Er war aus Versehen auf die Übersicht gekommen, die anzeigte, welche Apps geöffnet waren und dort war ihm eine ganz besonders ins Auge gestochen.
Die Galerie.
Nur ganz klein konnte Kai das Bild erkennen, aber irgendwas in seinem Körper sagte ihm, dass er die App öffnen musste.
Und dann war es da auf einmal; ganz groß.
Ein Bild von Jule als Kind; nicht älter als ein Jahr.
Er saß offenbar in der Badewanne, die nassen Haare, die damals mindestens genauso blond waren, waren zu einer... gewöhnungsbedürftigen Frisur geformt, während sein treuer Blick neugierig in Richtung Kamera ging.
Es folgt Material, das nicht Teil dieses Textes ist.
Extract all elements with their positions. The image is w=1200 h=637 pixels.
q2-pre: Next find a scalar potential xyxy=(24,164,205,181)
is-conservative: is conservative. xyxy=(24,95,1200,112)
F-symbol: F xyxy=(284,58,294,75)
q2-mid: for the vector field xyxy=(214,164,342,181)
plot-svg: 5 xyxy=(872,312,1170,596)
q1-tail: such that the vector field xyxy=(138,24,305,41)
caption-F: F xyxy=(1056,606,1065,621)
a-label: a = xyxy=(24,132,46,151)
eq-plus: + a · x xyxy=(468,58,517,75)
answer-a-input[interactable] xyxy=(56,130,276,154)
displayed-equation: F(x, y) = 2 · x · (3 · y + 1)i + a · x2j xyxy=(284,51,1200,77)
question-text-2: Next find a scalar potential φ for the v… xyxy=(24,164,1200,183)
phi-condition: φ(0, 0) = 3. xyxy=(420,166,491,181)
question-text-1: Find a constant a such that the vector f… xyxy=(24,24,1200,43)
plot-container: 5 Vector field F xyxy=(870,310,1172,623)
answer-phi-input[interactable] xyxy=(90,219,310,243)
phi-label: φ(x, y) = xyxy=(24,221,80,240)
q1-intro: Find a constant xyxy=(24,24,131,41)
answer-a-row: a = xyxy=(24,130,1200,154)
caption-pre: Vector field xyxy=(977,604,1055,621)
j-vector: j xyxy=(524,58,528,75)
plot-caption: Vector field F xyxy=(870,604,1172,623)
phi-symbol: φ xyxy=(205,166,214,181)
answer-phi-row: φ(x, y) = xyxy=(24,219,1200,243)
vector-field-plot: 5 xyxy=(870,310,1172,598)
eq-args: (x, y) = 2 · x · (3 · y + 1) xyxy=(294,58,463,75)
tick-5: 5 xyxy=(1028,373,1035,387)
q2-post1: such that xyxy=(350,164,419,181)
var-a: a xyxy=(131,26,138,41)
Auf dem Bild biss Julian sich leicht auf die Unterlippe und schien den Fakt, dass jemand gerade ein Foto von ihm machte, sichtlich zu genießen.
Wow....
In Kais Kopf drehte sich gerade alles um.
Das war Jule als er klein gewesen war...
Das ist so unfassbar niedlich, dass alles in Kai zu kribbeln begann.
Nicht, dass Jule jetzt nicht auch süß war, aber das... das war ein ganz anderes Level; der Superlativ von süß.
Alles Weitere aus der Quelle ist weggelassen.